Could commonplaces be the solution?

Reading Analysis 4

In chapter 8, “Toward a New Sociospatial Dialectic,” of David Fleming’s City of Rhetoric, he argues that the built environment such as public space influences the type of work and people that derive from the particular area. In other words, for Fleming, where you come from shapes what possibilities you have. Therefore, location makes it increasingly difficult for those living in areas lacking resources. Fleming continues to analyze his proposed ideas of communities such as the perfect self-governed group of people around 50,000-100,00. Through interaction, by bringing people together “toward a new sociospatial dialectic,” there is a possibility to overcome the divides amongst a community.

Fleming brings to question, in my opinion his most influential notion that there is a close relationship between physical location and an individual. Furthermore, each town or city has a unique feel to it with both positive and negative attributes. Some places are able to succeed better than others when there is a common goal which everyone shares. This leads to Fleming’s conclusion that place and rhetorical well-being are linked as well (184). Fleming describes that “the only way to build a self-governing community in our society…is to make sure that they are all relatively similar in background and goals” (183). When people come from similar backgrounds it is easier to understand one another right off the bat. Unfortunately, it is difficult for two groups of widely different backgrounds to come and settle in one place. A good example is regarding the Cabrini Green housing projects. Some of the local residents living near the housing project are not fond of the apartment building. They don’t want massive amounts of people moving into their community and look down upon the Cabrini Green residents. This is simply the root of all tension in the community.

Suburbs vs. city life. Many benefits of living in a diverse area rather than being trapped in a bubble on land.

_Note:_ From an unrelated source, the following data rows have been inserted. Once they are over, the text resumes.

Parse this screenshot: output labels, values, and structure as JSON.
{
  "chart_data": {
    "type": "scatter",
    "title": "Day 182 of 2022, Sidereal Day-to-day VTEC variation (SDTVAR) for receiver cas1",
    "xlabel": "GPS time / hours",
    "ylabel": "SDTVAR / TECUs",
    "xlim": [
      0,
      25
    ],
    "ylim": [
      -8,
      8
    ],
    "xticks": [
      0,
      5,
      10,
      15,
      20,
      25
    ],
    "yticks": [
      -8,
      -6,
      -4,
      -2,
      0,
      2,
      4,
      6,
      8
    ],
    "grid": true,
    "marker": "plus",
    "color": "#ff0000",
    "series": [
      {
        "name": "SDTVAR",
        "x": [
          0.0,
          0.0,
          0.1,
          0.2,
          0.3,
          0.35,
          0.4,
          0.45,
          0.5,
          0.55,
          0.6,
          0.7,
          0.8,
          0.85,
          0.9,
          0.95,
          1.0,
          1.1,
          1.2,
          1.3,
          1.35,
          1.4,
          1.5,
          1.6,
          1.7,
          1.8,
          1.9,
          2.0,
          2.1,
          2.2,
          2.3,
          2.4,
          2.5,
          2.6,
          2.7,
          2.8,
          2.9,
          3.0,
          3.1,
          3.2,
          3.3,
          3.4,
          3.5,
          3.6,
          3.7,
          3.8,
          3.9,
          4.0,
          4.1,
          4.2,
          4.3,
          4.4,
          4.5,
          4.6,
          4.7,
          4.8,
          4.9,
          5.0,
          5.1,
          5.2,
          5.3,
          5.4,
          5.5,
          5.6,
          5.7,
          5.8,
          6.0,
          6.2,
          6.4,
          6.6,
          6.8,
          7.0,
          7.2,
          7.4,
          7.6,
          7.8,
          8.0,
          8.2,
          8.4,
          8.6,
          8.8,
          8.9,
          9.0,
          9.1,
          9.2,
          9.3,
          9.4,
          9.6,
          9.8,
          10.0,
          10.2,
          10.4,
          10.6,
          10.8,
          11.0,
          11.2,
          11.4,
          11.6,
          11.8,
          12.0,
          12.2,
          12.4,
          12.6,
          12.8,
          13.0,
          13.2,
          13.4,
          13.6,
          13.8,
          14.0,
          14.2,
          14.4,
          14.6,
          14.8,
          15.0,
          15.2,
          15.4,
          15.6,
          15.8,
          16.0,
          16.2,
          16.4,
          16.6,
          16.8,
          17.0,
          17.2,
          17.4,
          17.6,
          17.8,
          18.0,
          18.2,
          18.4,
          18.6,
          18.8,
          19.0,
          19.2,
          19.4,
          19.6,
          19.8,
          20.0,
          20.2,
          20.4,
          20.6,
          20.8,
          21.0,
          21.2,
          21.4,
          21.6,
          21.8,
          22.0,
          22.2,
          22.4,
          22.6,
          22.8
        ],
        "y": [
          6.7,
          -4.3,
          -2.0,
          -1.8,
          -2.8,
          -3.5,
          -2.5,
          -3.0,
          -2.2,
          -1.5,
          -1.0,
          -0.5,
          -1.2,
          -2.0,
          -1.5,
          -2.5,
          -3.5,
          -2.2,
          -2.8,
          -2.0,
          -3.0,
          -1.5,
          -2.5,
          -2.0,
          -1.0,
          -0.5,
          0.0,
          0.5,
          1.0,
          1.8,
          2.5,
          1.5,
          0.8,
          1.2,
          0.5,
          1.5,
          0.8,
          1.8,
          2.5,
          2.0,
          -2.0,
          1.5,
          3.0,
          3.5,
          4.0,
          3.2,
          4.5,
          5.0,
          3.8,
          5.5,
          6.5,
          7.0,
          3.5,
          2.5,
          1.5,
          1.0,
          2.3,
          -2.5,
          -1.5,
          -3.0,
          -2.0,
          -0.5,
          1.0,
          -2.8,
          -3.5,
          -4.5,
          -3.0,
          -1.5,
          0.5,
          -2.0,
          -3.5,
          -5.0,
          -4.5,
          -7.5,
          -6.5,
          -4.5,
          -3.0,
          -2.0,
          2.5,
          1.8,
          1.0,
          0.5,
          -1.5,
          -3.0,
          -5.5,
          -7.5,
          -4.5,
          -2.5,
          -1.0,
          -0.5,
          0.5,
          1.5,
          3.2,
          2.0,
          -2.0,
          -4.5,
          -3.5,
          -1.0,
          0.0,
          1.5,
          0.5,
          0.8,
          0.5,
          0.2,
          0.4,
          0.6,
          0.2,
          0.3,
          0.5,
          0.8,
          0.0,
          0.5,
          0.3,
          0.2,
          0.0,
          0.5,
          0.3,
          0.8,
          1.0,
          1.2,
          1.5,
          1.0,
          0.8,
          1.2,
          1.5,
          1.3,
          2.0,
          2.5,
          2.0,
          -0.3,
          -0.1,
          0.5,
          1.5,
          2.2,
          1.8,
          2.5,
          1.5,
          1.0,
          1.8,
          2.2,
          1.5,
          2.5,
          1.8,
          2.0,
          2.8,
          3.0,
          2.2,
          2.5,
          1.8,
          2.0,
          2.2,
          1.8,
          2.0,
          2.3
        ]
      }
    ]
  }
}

Fleming concludes this section by proposing the concept that poverty is not caused by the “poor people themselves but rather the poor quality of their environments”(194). Some factors of the environments can include the public schools, crime rates, the number of accessible jobs, and racial and economic segregation in the area. In most circumstances it is hard for those born into poverty to escape due to the lack of support from their communities. Simply put…”place matters.” So what’s the solution? Commonplaces. Fleming feels that commonplaces will bring the entire community together and give the residents a common ground to which they can build a relationship (191). However, commonplaces aren’t just physical. Commonplaces can foster a sense of well-being amongst the residents and improve the general atmosphere of a given area.